Yesterday Department of Conservation (DoC), Waikato Conservancy Botanist Dr Andrea Brandon and DoC Maniapoto Area Office Biodiversity range John Keene and that area offices Programme Manager Dave Smith finally accessed a series of rock stacks just offshore of Albatross Point, west of Kawhia Harbour. Using a helicopter they finally were able to reach stacks which had previously been deemed inaccessible because of dangerous currents and the constant threat of sharks, which are common in the area. DoC staff are grateful to New Zealand Steel who kindly shouted the DOC staff the trip with a machine that they were using in the area.
These rock stacks had been identified as early as 1982 as an ideal place to look for the species.
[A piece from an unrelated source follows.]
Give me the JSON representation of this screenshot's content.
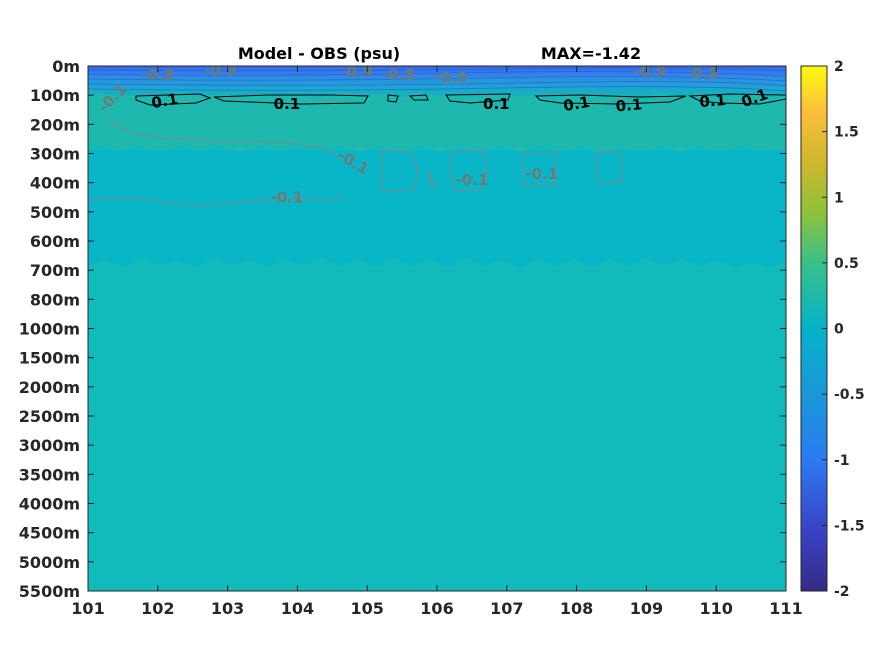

In July of this year they were listed by the Coastal Cress Recovery Team as the number one priority for survey for the Waikato.
So Brandon was delighted to find over 80 plants of Cook’s Scurvy grass growing mainly under taupata (Coprosma repens) bushes. This is a very significant find for the region, and indeed for the whole of the North Island, where this species is now seriously at risk of going extinct.
Samples were collected for a nationwide DNA finger printing exercise initiated by Landcare Research and Department of Conservation scientists Dr Tristan Armstrong and Peter de Lange.
Both scientists working together with the coastal cress recovery team, hope to determine through a nation wide survey of surviving scurvy grass populations where the key sites are to help maintain and enhance genetic diversity in this intriguing member of the cress family.